Rebecca Needham (right), road safety officer at the Royal Society for the Prevention of Accidents, who appeared as a witness before the inquiry, described the pledge as ‘vitally important’.

She said: ‘Currently on ALR motorways, the emergency refuges are spaced at up to 1.6 miles apart.

'Today's report adopts RoSPA’s recommendation to reduce the distance between safe stopping places on ALR motorways to a maximum of 1,500 metres and down to 1,000 metres (0.75 miles) where physically possible.’

Neil Greig, director of policy and research at road safety charity IAM RoadSmart, said: ‘IAM RoadSmart have continuously stated that smart motorways should never have been opened without the stopped vehicle detection technology delivering the guaranteed levels of incident management that were promised; in addition, it became clear very quickly that the spacing of refuge areas is not sufficient.

‘Given that the data collected will determine the future smart motorway strategy we are concerned that the clock is already ticking and will be urging the government to prioritise the proposed upgrades so they can have the maximum impact.’

Campaigner Claire Mercer, whose husband Jason and another driver were killed on an ALR section of the M1, said the pause was ‘some small good news’ but not enough and that the hard shoulder should be ‘back in every single case’.

She told the BBC: 'They could have just flicked the switch and closed the first lane on every single instance but instead they are going to pause the roll out of new smart motorways but only the ones that are less than 50% completed.
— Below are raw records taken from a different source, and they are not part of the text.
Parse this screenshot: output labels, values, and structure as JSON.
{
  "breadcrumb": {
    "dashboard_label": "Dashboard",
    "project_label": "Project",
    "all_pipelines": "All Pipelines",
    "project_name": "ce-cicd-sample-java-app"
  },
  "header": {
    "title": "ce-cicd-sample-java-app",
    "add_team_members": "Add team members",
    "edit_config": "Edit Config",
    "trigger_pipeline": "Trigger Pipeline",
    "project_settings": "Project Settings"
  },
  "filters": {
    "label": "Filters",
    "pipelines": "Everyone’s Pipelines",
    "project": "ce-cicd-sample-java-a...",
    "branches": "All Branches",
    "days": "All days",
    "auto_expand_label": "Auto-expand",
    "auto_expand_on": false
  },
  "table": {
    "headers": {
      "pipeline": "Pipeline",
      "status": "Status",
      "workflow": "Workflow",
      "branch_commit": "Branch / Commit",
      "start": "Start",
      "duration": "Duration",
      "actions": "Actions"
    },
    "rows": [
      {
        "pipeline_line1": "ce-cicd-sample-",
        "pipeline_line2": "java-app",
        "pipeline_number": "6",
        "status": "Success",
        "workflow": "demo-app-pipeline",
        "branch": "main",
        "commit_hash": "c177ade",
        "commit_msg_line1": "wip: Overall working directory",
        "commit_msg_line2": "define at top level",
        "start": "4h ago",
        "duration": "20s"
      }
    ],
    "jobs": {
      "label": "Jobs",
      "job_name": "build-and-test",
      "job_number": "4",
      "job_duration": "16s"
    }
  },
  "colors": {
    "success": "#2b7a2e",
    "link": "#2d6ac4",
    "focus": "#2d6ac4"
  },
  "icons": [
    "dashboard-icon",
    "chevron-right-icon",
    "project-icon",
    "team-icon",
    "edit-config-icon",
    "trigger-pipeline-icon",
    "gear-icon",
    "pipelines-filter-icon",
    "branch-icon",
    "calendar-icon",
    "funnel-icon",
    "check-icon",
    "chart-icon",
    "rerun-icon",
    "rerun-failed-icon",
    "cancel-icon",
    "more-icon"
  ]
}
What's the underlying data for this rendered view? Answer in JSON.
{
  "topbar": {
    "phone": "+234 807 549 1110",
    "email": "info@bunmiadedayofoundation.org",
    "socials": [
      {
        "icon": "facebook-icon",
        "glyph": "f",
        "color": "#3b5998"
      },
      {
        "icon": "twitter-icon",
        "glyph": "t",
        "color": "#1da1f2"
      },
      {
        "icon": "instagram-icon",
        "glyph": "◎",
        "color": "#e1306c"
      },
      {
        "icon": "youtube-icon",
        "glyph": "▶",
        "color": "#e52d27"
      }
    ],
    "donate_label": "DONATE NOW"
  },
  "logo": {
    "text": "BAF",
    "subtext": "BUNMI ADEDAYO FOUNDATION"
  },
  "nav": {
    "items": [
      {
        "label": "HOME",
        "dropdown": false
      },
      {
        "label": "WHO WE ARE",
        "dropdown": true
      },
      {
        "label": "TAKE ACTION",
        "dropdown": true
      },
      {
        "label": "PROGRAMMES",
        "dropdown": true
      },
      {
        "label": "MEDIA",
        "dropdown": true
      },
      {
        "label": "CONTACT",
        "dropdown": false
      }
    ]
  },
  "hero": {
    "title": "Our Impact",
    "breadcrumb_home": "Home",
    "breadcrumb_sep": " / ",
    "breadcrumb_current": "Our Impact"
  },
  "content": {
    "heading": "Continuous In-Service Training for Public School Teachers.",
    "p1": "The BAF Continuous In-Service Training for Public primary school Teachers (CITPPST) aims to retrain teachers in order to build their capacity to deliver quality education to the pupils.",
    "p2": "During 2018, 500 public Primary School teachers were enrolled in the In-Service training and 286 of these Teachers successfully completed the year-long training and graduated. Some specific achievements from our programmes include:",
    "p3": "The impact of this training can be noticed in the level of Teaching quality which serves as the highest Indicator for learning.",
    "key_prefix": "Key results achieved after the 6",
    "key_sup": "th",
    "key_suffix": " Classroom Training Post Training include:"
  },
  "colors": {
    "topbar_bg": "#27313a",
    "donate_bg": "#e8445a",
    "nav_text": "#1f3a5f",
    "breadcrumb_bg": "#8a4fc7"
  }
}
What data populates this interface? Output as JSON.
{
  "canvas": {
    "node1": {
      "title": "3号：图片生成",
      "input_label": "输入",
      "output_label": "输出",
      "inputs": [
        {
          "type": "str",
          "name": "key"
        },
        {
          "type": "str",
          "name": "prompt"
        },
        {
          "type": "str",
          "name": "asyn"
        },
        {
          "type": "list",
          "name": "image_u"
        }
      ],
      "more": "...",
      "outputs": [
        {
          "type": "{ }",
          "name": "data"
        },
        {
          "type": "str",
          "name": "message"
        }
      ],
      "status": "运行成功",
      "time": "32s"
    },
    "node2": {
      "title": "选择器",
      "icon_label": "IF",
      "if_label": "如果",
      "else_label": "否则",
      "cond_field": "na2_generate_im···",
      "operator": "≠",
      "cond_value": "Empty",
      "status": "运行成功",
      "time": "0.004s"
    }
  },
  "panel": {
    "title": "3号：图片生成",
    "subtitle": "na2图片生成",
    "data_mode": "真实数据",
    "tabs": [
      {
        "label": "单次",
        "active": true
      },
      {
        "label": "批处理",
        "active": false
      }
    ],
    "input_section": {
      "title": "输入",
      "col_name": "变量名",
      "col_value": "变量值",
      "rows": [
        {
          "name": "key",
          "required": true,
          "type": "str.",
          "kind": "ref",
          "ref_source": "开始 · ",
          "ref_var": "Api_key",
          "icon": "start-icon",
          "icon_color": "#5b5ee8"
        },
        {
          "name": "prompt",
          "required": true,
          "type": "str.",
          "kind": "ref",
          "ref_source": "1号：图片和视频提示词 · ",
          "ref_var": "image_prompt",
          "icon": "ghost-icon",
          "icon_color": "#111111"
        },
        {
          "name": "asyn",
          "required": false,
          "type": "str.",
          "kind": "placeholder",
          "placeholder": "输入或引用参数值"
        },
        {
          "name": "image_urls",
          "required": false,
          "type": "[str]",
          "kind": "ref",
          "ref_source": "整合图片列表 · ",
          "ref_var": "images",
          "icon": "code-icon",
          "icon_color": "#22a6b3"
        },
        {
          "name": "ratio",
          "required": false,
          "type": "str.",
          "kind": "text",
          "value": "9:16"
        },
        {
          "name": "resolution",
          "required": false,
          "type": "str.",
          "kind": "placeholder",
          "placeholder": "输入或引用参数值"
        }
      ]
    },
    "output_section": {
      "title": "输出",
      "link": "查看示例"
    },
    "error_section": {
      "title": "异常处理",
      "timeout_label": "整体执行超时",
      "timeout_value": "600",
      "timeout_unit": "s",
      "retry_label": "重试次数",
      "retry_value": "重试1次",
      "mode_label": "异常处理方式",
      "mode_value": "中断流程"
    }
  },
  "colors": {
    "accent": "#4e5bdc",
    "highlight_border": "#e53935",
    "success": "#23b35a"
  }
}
If you think something is dangerous you isolate it while you investigate it.'

Labour’s shadow transport secretary, Louise Haigh (pictured), also said ministers ‘should reinstate the hard shoulder while the flaws are addressed, critical safety work carried out, and a further review of evidence has taken place’.

She said: ‘The botched roll-out of smart motorways has cost lives. Labour have long warned of the serious flaws, and it is a tragedy lives were lost before action was taken. It is thanks to the dedication of bereaved families that the roll-out has been paused at all.

‘It is simply staggering that years after the first smart motorways went live standard safety features to detect broken down vehicles in live lanes have still not been fully rolled out, and the CCTV is not routinely monitored.

‘And given the radical change that smart motorways represented, it is difficult to believe it took until March 2021 for a proper information campaign to be launched. As a result, almost half of motorists say they do not know what they should do if they break down.’

IAM RoadSmart and RoSPA also raised the issue of driver awareness.

Mr Greig said: ‘IAM RoadSmart are ready to work with the authorities to educate and inform drivers and riders about the safest ways to use new motorway designs.

‘For far too long it was assumed that users would simply adapt to the new rules but the lack of information has been a key issue for us and during this evaluation period we will campaign for more to be done to ensure that smart motorway users become increasingly confident in using them and feel safe in doing so.’

Ms Needham said: ‘RoSPA also embraces the recognition in the report that further effort is required to better inform motorists about how to safely navigate smart motorways and we look forward to supporting this.’

Rebecca Lush, director of campaign group Transport Action Network, said: ’Transport Action Network would like to pay tribute to the tenacious and extremely effective campaigning by Claire Mercer and her team at Smart Motorways Kill, and the bravery of the families who have also spoken up about their tragic losses.

‘It was their relentless campaigning and bravery that has resulted in the Transport Select Committee’s recommendation and forced the Government to take action.’